Toronto Life Magazine
Toronto Life is the city’s preeminent publication for food, real estate and cultural news. In the lead-up to its 50th anniversary, the publisher initiated a redesign of the website to help it connect with its printed magazine as a brand and establish itself as a modern digital publication.
I teamed with the digital product manager and print art director to plan, strategize and redesign the website. Collaborating with stakeholders in advertising, art, technology, and editorial, my focus was to bring the quality of the magazine to the overall experience online.
While working as creative director at SJM, my team and I also implemented constant improvements to torontolife.com and launched special projects like Neighbourhood Rankings and Best Restaurants.

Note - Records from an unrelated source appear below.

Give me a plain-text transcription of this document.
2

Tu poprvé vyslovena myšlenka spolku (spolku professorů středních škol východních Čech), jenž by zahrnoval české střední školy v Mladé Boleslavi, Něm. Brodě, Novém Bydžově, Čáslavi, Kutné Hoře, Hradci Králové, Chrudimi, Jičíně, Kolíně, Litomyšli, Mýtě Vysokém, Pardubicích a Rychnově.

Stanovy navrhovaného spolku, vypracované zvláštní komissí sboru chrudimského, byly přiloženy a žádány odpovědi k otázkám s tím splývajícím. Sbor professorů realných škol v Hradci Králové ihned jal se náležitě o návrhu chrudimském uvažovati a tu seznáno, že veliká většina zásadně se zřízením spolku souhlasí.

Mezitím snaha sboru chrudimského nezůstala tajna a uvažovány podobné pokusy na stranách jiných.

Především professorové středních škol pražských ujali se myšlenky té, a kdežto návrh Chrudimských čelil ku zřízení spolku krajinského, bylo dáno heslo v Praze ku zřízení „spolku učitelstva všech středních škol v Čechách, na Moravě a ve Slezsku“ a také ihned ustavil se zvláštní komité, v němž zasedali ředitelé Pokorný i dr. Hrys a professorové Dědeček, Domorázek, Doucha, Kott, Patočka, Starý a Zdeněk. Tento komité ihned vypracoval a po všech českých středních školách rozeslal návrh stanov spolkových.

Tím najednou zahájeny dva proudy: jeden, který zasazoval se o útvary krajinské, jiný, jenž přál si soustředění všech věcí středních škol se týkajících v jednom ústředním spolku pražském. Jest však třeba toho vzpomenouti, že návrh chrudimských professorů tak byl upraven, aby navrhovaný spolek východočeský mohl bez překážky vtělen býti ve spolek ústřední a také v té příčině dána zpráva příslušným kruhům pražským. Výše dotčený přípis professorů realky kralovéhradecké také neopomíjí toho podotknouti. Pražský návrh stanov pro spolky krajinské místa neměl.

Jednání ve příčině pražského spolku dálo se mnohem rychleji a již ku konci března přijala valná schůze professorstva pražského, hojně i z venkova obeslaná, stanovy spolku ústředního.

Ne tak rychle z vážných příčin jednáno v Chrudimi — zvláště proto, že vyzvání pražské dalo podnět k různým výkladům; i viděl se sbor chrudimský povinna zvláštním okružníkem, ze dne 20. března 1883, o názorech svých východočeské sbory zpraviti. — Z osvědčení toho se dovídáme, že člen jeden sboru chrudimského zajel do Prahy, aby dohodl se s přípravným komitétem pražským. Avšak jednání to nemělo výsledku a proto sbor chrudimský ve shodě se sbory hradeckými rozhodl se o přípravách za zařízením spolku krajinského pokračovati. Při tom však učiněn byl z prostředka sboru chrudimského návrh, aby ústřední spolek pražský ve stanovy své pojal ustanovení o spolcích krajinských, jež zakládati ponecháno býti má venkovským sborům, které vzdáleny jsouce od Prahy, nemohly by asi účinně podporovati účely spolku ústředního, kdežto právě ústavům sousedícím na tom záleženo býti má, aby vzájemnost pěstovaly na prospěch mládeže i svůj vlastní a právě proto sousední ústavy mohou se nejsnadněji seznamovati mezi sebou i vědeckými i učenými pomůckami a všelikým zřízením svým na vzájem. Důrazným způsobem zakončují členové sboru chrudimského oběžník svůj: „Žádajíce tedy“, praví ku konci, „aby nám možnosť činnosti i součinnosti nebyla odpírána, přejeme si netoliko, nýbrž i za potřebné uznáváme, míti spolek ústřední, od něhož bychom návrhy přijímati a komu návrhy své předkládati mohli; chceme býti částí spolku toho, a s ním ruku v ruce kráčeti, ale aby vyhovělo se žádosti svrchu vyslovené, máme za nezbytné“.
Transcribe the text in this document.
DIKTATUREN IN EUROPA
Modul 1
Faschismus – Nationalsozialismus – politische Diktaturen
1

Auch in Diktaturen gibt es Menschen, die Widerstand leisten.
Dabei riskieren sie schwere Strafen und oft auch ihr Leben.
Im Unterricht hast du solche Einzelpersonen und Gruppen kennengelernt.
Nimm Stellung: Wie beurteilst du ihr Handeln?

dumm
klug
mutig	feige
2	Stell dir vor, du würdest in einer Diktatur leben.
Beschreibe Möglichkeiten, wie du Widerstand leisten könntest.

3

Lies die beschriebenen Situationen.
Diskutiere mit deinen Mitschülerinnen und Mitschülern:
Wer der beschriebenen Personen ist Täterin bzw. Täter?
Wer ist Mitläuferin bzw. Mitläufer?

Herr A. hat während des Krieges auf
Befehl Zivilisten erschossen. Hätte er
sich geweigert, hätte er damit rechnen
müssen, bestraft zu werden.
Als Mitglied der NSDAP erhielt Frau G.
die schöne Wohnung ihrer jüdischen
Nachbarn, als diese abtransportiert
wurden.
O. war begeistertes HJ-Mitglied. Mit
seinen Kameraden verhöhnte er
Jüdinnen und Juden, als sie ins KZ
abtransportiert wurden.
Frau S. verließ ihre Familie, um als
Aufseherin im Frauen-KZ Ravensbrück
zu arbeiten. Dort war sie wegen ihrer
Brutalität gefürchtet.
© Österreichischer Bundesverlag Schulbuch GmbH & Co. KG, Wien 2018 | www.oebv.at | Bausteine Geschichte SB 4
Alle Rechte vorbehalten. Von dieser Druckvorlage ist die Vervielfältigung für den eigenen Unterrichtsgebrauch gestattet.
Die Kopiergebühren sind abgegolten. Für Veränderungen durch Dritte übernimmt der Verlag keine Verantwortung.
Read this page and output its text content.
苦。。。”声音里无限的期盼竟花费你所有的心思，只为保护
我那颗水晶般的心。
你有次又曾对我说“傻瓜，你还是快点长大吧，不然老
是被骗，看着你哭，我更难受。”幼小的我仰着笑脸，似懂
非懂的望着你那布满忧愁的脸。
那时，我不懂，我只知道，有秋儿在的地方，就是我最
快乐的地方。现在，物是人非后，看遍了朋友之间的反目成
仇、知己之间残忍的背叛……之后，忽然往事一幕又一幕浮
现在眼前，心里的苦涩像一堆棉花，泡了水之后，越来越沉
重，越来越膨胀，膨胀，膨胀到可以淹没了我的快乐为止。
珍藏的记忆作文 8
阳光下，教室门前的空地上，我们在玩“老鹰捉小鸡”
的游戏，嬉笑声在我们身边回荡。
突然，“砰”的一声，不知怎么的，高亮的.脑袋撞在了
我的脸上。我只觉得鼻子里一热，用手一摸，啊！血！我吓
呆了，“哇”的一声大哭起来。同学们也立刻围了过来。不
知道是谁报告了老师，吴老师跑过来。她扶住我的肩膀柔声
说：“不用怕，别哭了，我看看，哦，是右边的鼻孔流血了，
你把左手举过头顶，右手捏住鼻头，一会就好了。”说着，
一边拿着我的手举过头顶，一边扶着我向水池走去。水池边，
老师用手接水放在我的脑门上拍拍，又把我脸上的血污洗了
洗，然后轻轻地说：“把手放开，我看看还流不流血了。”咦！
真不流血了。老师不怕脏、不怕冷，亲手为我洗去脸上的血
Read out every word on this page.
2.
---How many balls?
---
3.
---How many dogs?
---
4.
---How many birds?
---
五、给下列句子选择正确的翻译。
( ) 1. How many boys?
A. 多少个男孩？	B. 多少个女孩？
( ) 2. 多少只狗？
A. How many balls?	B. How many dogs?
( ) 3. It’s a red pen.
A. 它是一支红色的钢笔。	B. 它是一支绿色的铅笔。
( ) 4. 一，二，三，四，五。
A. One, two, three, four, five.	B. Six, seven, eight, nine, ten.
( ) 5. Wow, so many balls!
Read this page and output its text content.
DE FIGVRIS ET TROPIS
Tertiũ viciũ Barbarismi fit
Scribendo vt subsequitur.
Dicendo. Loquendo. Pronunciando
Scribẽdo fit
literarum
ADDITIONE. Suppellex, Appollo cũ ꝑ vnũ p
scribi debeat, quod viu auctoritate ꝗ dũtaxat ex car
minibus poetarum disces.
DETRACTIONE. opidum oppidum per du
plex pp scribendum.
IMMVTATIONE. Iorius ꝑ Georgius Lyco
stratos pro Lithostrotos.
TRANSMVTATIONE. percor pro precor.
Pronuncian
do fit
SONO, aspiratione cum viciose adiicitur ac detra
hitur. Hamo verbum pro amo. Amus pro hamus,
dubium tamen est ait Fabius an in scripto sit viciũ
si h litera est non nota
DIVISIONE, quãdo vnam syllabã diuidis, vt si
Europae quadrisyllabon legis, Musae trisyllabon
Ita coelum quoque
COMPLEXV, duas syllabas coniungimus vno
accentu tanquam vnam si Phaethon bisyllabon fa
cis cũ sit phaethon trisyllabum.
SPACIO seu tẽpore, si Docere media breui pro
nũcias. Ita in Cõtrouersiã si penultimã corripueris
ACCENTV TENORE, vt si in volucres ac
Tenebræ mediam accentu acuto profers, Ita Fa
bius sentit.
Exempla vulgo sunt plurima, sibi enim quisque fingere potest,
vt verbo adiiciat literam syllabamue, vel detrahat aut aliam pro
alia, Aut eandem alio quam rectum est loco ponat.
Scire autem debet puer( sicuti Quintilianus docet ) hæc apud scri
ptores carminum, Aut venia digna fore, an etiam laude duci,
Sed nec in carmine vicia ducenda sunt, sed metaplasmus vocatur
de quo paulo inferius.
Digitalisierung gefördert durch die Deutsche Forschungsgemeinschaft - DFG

Our goal was to design an experience that is easy to read and navigate, “future-proofed,” to help advertisers better reach Toronto Life’s audience and apply a refined implementation of the typography and colour while keeping in lockstep with the print edition.
As opposed to designing the site 'mobile first,' we adopted an 'everything at once' approach, keeping the visual style, content hierarchy and editorial priorities front and centre throughout the process.
On article pages, we gave a big boost to the type size and leading, incorporated ledes, and distinct visual styles to call out Q&A's and other typographical furniture for a story.
It was important to accommodate the way users consume content today. We built a responsive, modular system to give the editorial team a full suite of tools to tell stories and structure information on the site.
Once deployed, these modules afforded us a great amount of flexibility with presentation on the site; what would usually be five or six very static templates that editors shovelled content into became a flexible design system that could be deployed for most editorial purposes, from the examples here to the award-winning best restaurants article.